I went from an Intel system to an amd system and kept my dual boot install. Windows boots fine, but, grub does not show up in BIOS. I can boot into endeavour using the live environment supergrub2. I have tried reinstalling and reconfiguring grub from within the system to no avail. I’m sure this is an easy fix, but, I’m stumped. Halp!
In my experience, with every change of hardware a reinstall follows.
Assuming it’s an EFI
system, make sure linux’s presence is known (i.e. Boot Entry).
EFI
or not, Windows will always be recognized, even without a boot entry.
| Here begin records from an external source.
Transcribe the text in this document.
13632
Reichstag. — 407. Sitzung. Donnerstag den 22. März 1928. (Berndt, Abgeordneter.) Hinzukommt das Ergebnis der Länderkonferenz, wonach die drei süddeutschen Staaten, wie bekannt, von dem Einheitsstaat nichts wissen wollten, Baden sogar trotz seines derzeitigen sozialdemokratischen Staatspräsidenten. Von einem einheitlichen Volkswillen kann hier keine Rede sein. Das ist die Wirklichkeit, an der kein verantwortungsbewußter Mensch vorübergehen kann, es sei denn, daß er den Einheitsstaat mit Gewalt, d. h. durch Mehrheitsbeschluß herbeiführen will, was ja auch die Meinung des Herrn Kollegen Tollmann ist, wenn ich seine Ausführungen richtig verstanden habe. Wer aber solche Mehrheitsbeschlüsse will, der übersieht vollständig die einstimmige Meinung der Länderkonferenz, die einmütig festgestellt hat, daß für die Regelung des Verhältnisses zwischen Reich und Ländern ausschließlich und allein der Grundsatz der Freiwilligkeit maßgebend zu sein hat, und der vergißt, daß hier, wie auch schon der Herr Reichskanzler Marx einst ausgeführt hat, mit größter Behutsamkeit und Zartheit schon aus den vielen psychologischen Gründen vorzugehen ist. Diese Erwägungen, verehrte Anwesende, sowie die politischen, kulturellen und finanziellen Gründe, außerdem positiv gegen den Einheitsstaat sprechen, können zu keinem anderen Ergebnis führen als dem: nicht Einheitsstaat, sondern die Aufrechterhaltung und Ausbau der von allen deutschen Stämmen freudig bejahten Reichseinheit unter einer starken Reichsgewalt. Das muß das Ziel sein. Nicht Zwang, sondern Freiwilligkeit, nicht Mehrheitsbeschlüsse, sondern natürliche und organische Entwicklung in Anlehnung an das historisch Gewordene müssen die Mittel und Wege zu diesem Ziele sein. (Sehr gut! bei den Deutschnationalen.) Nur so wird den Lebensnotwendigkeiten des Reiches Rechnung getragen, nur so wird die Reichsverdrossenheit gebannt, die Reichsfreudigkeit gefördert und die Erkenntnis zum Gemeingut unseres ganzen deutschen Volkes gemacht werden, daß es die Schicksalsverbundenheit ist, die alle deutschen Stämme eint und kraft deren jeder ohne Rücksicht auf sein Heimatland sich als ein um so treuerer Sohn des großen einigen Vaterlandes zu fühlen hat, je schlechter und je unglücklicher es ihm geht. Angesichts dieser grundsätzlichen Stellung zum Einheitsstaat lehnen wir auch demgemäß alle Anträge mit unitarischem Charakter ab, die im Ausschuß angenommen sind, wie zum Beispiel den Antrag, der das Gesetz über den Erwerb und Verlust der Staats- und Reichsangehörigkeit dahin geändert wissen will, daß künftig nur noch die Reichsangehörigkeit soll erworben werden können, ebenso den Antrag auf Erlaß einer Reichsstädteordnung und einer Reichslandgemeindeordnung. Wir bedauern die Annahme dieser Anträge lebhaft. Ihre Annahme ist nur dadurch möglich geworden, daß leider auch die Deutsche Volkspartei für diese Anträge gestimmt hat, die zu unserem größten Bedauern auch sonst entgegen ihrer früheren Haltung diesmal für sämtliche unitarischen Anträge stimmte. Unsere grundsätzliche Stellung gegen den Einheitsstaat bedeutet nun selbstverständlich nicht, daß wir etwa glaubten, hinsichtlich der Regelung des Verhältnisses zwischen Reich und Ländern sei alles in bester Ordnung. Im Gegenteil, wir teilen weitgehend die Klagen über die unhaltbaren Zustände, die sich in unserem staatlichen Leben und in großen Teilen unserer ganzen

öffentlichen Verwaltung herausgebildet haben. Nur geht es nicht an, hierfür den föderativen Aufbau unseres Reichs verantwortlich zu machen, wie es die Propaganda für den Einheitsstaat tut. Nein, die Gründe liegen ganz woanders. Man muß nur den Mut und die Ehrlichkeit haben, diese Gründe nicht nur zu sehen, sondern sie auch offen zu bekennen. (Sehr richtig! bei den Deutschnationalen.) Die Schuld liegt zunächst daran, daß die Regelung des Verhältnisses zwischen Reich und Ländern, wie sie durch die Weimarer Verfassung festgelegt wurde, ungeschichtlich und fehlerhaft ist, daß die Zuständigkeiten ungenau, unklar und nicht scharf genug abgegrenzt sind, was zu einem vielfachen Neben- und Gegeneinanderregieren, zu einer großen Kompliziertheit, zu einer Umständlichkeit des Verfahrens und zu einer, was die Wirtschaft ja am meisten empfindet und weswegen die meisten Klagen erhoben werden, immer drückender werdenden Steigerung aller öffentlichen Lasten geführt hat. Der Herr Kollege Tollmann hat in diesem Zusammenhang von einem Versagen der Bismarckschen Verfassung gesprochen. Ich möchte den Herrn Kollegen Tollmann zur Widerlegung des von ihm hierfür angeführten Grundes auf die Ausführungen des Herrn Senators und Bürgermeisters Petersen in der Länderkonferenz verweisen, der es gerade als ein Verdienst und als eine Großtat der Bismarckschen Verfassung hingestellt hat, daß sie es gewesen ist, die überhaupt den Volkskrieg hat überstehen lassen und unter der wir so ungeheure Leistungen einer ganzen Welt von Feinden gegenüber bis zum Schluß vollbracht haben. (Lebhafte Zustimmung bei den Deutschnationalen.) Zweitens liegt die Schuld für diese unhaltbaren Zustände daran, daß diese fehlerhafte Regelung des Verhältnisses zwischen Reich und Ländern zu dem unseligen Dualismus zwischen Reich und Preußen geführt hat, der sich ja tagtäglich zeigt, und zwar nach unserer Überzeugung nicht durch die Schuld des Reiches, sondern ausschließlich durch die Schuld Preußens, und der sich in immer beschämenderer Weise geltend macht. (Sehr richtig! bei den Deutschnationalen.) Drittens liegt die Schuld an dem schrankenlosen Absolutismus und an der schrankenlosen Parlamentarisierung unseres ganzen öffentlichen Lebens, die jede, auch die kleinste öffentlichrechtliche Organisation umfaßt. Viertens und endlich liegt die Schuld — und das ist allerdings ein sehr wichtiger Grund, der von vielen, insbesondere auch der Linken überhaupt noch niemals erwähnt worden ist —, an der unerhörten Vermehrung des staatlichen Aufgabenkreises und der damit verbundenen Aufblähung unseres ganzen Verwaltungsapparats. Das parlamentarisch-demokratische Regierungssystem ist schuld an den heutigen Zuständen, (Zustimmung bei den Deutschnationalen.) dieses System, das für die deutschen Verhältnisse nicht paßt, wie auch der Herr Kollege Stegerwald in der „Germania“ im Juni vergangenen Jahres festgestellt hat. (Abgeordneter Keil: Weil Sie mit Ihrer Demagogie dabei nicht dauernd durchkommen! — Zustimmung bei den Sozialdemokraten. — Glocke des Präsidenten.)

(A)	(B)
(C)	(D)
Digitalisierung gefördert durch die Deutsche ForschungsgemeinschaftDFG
Boot and make sure efibootmgr
is installed, then try:
sudo grub-install --target=x86_64-efi --efi-directory=/boot/efi --bootloader-id=endeavour --recheck && sudo update-grub
Imho no need to reinstall OS after CPU swap, Linux handles this really good.
Try to play with rEFInd:
https://gnu-linux.org/how-to-permanently-add-linux-entry-in-uefi-menu.html
@woodrowwsmith You could try a Windows solution. Download and install the free version of Easy UEFI from Major Geeks. The free version will allow you to look at and edit your UEFI partition files. So if Windows is the first in the list you can move the endeavouros grub up with the arrow key so it is first in the list.
Grub-install did it. I would rather keep my install thankyou. I have exactly the system I want setup how I want. Thanks for the quick reply.
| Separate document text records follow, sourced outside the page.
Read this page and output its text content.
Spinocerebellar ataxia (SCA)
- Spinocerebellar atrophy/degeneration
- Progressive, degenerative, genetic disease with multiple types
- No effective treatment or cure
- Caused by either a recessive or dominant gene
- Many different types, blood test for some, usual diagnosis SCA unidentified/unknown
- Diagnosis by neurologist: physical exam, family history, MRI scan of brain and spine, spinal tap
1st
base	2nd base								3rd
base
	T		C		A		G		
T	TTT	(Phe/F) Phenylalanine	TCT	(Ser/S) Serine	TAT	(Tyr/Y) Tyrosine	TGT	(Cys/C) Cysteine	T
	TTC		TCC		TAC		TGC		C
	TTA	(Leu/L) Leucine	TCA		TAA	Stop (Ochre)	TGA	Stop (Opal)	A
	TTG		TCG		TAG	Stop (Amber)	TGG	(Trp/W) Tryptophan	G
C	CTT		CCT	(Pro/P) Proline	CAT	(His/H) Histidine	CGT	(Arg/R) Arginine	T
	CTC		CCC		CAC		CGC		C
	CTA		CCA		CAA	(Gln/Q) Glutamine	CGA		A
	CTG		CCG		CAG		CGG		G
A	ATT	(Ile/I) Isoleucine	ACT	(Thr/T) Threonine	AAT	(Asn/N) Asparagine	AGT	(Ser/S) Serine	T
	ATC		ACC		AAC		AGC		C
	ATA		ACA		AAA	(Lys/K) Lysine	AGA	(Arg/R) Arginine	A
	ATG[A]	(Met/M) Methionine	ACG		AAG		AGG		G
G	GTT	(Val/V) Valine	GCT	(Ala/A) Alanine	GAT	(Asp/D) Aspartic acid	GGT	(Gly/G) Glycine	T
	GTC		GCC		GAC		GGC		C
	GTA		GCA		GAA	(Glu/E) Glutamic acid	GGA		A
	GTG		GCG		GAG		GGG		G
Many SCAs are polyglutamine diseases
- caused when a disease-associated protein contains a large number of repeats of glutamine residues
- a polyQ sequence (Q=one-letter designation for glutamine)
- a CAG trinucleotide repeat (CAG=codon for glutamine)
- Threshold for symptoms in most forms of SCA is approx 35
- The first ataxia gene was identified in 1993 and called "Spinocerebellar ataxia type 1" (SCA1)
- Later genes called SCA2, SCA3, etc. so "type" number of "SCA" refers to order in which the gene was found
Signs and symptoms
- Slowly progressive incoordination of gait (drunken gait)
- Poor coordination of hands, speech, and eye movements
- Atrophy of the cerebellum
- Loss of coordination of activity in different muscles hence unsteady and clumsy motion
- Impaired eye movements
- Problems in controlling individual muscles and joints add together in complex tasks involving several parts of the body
I signed in to windows to make sure it recognized the install, but, otherwise I don’t use it.
I used rEFInd for a long time and I like it, but, it confuses me a little.
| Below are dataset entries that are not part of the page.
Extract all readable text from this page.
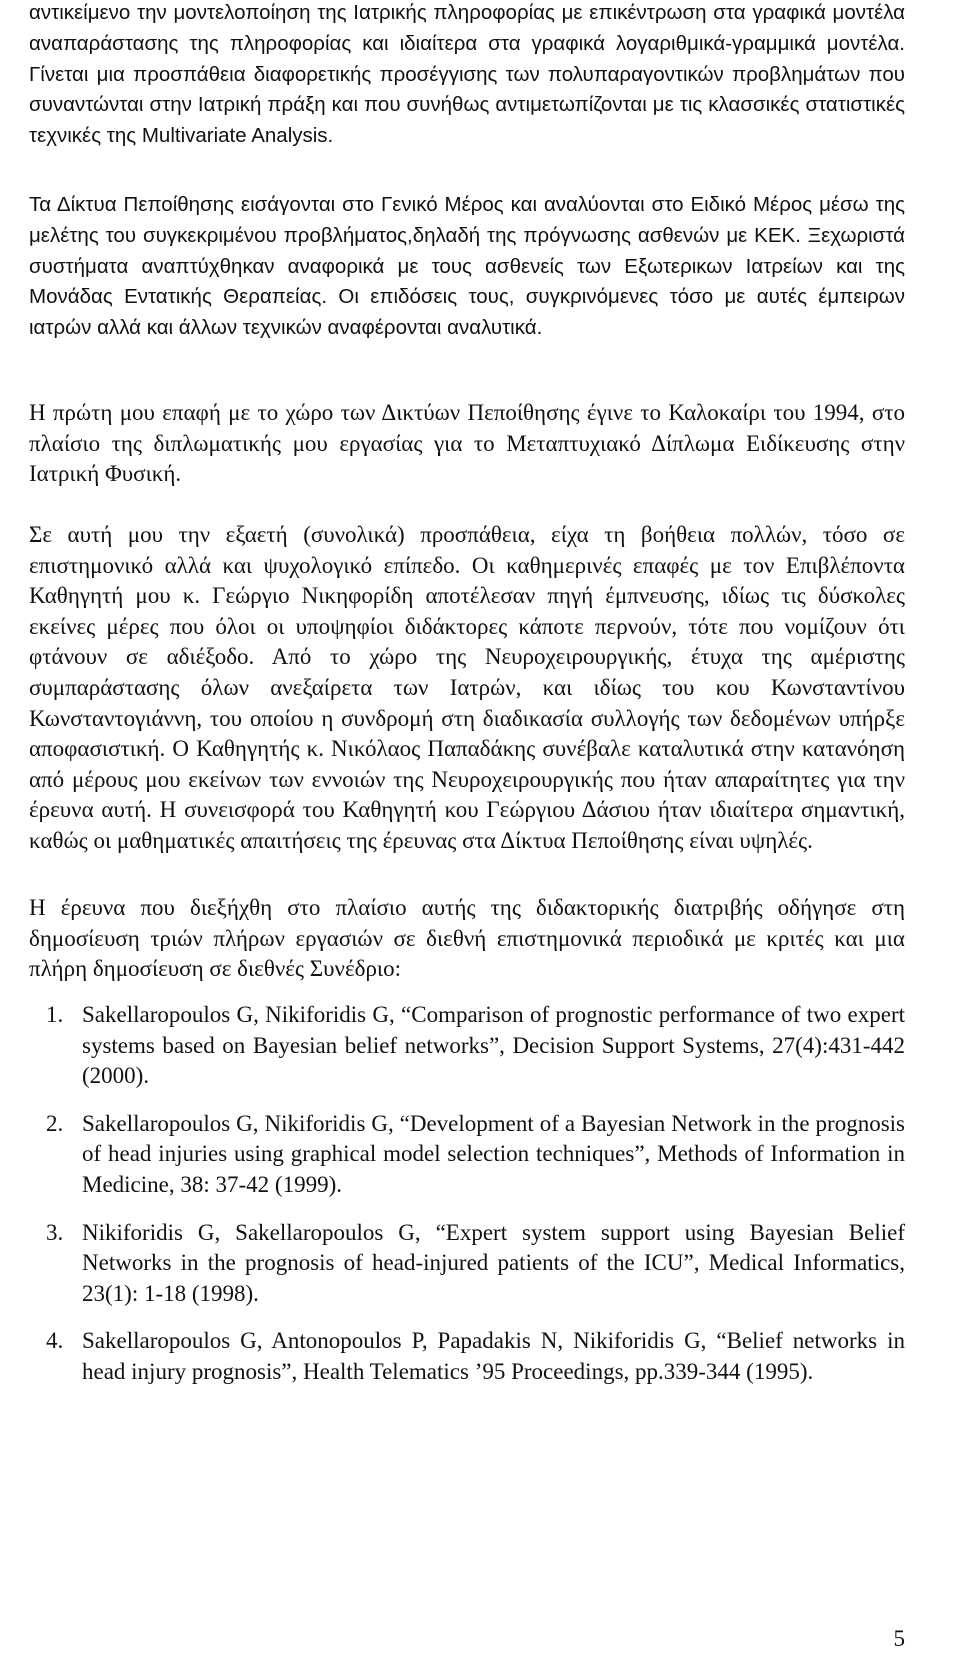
αντικείμενο την μοντελοποίηση της Ιατρικής πληροφορίας με επικέντρωση στα γραφικά μοντέλα αναπαράστασης της πληροφορίας και ιδιαίτερα στα γραφικά λογαριθμικά-γραμμικά μοντέλα. Γίνεται μια προσπάθεια διαφορετικής προσέγγισης των πολυπαραγοντικών προβλημάτων που συναντώνται στην Ιατρική πράξη και που συνήθως αντιμετωπίζονται με τις κλασσικές στατιστικές τεχνικές της Multivariate Analysis.

Τα Δίκτυα Πεποίθησης εισάγονται στο Γενικό Μέρος και αναλύονται στο Ειδικό Μέρος μέσω της μελέτης του συγκεκριμένου προβλήματος,δηλαδή της πρόγνωσης ασθενών με ΚΕΚ. Ξεχωριστά συστήματα αναπτύχθηκαν αναφορικά με τους ασθενείς των Εξωτερικων Ιατρείων και της Μονάδας Εντατικής Θεραπείας. Οι επιδόσεις τους, συγκρινόμενες τόσο με αυτές έμπειρων ιατρών αλλά και άλλων τεχνικών αναφέρονται αναλυτικά.

Η πρώτη μου επαφή με το χώρο των Δικτύων Πεποίθησης έγινε το Καλοκαίρι του 1994, στο πλαίσιο της διπλωματικής μου εργασίας για το Μεταπτυχιακό Δίπλωμα Ειδίκευσης στην Ιατρική Φυσική.

Σε αυτή μου την εξαετή (συνολικά) προσπάθεια, είχα τη βοήθεια πολλών, τόσο σε επιστημονικό αλλά και ψυχολογικό επίπεδο. Οι καθημερινές επαφές με τον Επιβλέποντα Καθηγητή μου κ. Γεώργιο Νικηφορίδη αποτέλεσαν πηγή έμπνευσης, ιδίως τις δύσκολες εκείνες μέρες που όλοι οι υποψηφίοι διδάκτορες κάποτε περνούν, τότε που νομίζουν ότι φτάνουν σε αδιέξοδο. Από το χώρο της Νευροχειρουργικής, έτυχα της αμέριστης συμπαράστασης όλων ανεξαίρετα των Ιατρών, και ιδίως του κου Κωνσταντίνου Κωνσταντογιάννη, του οποίου η συνδρομή στη διαδικασία συλλογής των δεδομένων υπήρξε αποφασιστική. Ο Καθηγητής κ. Νικόλαος Παπαδάκης συνέβαλε καταλυτικά στην κατανόηση από μέρους μου εκείνων των εννοιών της Νευροχειρουργικής που ήταν απαραίτητες για την έρευνα αυτή. Η συνεισφορά του Καθηγητή κου Γεώργιου Δάσιου ήταν ιδιαίτερα σημαντική, καθώς οι μαθηματικές απαιτήσεις της έρευνας στα Δίκτυα Πεποίθησης είναι υψηλές.

Η έρευνα που διεξήχθη στο πλαίσιο αυτής της διδακτορικής διατριβής οδήγησε στη δημοσίευση τριών πλήρων εργασιών σε διεθνή επιστημονικά περιοδικά με κριτές και μια πλήρη δημοσίευση σε διεθνές Συνέδριο:

1. Sakellaropoulos G, Nikiforidis G, “Comparison of prognostic performance of two expert systems based on Bayesian belief networks”, Decision Support Systems, 27(4):431-442 (2000).
2. Sakellaropoulos G, Nikiforidis G, “Development of a Bayesian Network in the prognosis of head injuries using graphical model selection techniques”, Methods of Information in Medicine, 38: 37-42 (1999).
3. Nikiforidis G, Sakellaropoulos G, “Expert system support using Bayesian Belief Networks in the prognosis of head-injured patients of the ICU”, Medical Informatics, 23(1): 1-18 (1998).
4. Sakellaropoulos G, Antonopoulos P, Papadakis N, Nikiforidis G, “Belief networks in head injury prognosis”, Health Telematics ’95 Proceedings, pp.339-344 (1995).
5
I understand what your saying. When you install grub it controls the boot for both Windows and what ever Linux you are using. So when the computer boots, grub has to be what it boots from UEFI firmware. If Windows is listed first it won’t boot to grub. Easy UEFI free is just an easy tool to move the grub bootloader into the first position so when you boot the computer it loads grub as the bootloader otherwise it’s going to load Windows. This happens a lot on Windows 10 dual boot where Windows decides to boot because it’s first in the list. So if grub is in fact installed properly you just need to move it to the top of the list in Easy Uefi.
The problem was grub wasn’t in the order at all. I had to run the targeted command grub-install provided above to get efibootmgr to.add it. So your solution wouldn’t work. Even then it is easy enough to select what I want to boot in uefi BIOS. I had built a new system and kept my old hard drives so the motherboard didn’t see anything but windows because it was expected to be there. Efibootmgr added both entries.
Glad you got got grub installed finally then. I assumed you had it installed and it just wasn’t coming up because it was in the wrong order.